Sono mamma di due bambini piccoli, di 4 e due anni, e quello affrontato è un tema che mi è molto caro, al quale rifletto quasi quotidianamente. Intuitivamente, senza particolari conoscenze della materia, mi sono resa conto dell’impasse, come dicono in francese, data dal “bravo”, e la condivido. La mia impressione, tuttavia, è che la situazione sia più complessa e meno facile da sgarbugliare. Mi spiego: pur non verbalizzandolo, il giudizio si nasconde nei nostri occhi, nell’attenzione che diamo a certe cose che i nostri figli stanno facendo, nel tempo che dedichiamo a certe attività, piuttosto che ad altre. Per un bambino è maledettamente difficile crescere “libero” dai nostri giudizi e dalle nostre propensioni, perché non è necessario che esse vengano espresse. Forse riuscirò a spiegarmi facendo il mio esempio personale: mio malgrado, io giudico tutto; non vorrei, mi sforzo, ma inevitabilmente lo faccio. Poi mi fermo, rifletto, modero, ritratto, ma il giudizio c’è. Sono esigente, con me stessa, e ahimè, inevitabilmente coi miei figli, anche se non lo dico: non dico loro bravo, eppure loro sentono la pressione che si cela dietro questa parola. Pronunciare o non pronunciare la parola, dunque, serve, ma relativamente. E vorrei sbagliarmi.

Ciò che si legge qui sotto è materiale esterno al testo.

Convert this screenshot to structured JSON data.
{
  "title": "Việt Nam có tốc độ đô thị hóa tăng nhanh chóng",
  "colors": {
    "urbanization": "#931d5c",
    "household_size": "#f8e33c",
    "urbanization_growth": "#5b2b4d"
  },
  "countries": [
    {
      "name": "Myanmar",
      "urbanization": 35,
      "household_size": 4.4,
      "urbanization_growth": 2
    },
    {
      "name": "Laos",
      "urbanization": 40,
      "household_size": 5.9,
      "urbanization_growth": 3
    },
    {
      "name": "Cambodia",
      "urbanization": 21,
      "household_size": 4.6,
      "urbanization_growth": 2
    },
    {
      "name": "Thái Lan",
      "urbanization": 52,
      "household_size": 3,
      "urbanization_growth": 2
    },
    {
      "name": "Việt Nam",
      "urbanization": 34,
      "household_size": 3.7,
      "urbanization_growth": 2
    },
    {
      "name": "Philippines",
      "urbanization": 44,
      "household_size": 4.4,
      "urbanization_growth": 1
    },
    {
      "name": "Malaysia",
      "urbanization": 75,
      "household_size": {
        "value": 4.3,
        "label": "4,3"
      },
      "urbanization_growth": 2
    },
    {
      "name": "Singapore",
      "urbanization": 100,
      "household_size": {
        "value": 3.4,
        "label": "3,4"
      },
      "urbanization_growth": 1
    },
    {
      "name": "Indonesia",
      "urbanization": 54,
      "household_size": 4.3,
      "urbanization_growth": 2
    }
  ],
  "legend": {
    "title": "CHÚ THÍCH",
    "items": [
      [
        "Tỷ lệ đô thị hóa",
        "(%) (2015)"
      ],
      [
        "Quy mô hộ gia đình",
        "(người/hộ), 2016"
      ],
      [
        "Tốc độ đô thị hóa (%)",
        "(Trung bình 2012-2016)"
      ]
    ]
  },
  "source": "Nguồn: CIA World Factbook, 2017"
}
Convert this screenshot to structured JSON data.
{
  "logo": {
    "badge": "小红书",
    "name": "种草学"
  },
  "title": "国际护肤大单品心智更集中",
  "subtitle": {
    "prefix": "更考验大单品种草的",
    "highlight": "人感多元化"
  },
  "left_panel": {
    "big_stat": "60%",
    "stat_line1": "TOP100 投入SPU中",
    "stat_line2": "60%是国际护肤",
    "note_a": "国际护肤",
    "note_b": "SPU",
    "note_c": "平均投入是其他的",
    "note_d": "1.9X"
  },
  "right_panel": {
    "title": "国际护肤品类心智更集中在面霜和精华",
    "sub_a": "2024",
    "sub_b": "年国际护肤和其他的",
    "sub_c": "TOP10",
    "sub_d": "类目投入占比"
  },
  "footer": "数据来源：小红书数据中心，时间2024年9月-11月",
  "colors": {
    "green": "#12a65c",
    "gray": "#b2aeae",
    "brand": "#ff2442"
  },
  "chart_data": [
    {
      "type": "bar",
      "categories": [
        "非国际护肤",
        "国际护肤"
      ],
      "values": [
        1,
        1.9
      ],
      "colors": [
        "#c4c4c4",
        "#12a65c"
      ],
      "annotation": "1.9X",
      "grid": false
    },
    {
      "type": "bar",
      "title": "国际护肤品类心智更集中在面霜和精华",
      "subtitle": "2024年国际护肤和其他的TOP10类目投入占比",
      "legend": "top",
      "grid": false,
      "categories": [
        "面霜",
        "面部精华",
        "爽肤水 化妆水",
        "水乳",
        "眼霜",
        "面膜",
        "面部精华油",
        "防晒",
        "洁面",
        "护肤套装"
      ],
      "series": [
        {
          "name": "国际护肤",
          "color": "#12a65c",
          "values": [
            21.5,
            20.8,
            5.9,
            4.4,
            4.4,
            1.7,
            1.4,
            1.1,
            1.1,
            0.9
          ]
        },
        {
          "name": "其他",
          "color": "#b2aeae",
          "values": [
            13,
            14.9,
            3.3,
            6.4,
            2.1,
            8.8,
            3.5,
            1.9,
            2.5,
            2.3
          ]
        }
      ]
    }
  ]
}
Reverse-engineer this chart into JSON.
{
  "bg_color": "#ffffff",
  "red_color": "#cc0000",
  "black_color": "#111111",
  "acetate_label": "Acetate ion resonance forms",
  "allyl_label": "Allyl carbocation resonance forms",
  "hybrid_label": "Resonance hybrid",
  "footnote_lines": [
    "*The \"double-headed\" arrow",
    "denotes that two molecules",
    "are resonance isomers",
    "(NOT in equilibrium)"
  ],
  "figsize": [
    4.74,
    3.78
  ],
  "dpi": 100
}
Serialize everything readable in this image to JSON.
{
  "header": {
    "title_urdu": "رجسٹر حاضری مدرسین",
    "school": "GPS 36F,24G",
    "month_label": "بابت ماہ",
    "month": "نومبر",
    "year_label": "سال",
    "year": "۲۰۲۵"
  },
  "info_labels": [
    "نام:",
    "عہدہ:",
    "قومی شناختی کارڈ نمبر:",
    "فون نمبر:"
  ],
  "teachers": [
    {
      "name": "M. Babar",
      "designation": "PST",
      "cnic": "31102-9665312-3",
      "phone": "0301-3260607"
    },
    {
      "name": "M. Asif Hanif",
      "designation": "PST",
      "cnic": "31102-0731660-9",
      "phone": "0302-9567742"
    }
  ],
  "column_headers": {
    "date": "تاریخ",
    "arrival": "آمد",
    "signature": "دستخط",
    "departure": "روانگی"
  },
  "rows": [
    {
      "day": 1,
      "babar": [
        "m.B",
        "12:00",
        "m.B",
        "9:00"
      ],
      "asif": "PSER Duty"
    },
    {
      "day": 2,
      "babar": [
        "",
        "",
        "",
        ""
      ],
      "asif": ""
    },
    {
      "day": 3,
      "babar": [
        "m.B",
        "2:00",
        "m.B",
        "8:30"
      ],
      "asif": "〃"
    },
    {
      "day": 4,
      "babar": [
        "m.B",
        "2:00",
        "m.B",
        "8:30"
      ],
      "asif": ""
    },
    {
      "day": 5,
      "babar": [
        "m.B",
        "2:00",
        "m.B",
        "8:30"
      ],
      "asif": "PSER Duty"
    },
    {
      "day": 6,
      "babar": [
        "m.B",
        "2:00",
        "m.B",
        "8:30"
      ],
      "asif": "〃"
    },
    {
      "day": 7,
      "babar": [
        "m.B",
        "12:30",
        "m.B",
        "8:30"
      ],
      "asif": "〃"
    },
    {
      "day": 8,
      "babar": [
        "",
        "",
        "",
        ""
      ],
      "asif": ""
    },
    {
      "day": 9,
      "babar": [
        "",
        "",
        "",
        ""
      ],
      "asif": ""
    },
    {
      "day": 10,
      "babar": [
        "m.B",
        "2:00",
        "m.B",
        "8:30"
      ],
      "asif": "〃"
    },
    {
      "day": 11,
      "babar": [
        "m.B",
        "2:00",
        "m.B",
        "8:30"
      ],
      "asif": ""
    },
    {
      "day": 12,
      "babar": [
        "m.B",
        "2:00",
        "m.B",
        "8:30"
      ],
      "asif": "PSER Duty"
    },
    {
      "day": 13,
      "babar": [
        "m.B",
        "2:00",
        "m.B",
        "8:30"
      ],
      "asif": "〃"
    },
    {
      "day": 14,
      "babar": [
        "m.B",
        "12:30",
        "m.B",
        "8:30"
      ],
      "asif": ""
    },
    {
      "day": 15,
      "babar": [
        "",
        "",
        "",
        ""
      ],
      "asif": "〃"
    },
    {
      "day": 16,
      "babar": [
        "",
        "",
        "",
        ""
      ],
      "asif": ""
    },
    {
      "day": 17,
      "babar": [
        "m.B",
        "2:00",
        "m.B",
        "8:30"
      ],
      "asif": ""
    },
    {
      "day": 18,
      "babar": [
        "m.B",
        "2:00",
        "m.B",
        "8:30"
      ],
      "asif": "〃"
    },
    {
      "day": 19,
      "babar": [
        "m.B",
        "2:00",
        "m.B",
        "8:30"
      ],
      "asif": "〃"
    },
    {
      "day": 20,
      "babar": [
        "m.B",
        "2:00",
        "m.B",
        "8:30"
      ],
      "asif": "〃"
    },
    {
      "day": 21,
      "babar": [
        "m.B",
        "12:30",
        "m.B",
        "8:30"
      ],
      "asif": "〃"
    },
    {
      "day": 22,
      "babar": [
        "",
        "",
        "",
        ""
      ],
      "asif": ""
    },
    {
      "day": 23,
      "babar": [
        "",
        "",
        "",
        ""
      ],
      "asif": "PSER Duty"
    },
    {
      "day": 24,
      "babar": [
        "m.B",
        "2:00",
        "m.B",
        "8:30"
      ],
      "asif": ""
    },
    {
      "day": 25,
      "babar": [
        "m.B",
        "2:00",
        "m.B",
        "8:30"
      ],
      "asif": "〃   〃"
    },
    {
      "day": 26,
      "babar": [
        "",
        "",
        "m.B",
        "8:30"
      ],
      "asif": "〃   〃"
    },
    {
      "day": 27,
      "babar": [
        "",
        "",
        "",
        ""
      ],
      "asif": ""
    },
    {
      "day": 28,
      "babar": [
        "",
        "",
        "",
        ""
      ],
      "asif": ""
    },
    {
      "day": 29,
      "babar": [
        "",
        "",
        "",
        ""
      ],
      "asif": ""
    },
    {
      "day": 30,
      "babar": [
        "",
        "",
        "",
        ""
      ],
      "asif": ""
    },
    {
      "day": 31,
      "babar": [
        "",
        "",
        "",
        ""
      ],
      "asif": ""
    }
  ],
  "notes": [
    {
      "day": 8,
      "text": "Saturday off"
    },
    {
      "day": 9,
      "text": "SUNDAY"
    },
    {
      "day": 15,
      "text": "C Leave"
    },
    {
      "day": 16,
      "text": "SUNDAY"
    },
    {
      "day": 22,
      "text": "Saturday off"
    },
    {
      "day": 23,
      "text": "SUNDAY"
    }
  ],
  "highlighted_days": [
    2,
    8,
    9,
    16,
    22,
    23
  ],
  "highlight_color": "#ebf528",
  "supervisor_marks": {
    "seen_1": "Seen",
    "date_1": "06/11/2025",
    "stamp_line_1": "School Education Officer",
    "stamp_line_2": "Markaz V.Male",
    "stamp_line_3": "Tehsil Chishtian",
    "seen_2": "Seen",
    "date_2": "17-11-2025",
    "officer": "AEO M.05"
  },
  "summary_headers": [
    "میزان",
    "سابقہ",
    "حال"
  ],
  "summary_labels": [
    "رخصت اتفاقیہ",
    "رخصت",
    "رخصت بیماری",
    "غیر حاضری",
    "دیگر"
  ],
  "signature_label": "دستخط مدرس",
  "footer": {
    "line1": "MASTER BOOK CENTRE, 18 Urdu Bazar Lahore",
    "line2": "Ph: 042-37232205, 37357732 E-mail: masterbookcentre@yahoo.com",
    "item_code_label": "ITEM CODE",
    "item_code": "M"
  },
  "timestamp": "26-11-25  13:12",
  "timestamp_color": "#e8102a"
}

“provate a dire “spero che tu trascorra una splendida giornata. Sii te stesso.
Mi raccomando non confondete il riconoscimento e il bisogno di esser visti con la gratificazione dell’adulto”.
Ma davvero si parla così ai bambini??? Non significa già trattarli da adulti?
Non sono proprio d’accordo con l’articolo. Anzi. L’unico modo per essere un bambino/adulto sicuro è avere un genitore dietro che ti fa sentire tale.
Quando si ama e si dicono parole d’amore, non si sbaglia mai!
che cumulo di idiozie
Troppo cervellotico.
Ciao! Intanto complimenti per i bei articoli. Quanto a questo,solo una precisazione:se non ricordo male, nel libro (illuminante) della Miller,si poneva l’attenzione non tanto sui “bravo” detti per comportamenti ritenuti adeguati,quanto piuttosto su tutti i musi e i ricatti morali per comportamenti non in linea con le aspettative egoistiche dei genitori… Da profano,ci vedo una bella differenza e ti confesso che non so immaginare una relazione in cui in qualche caso non si spenda qualche “bravo”.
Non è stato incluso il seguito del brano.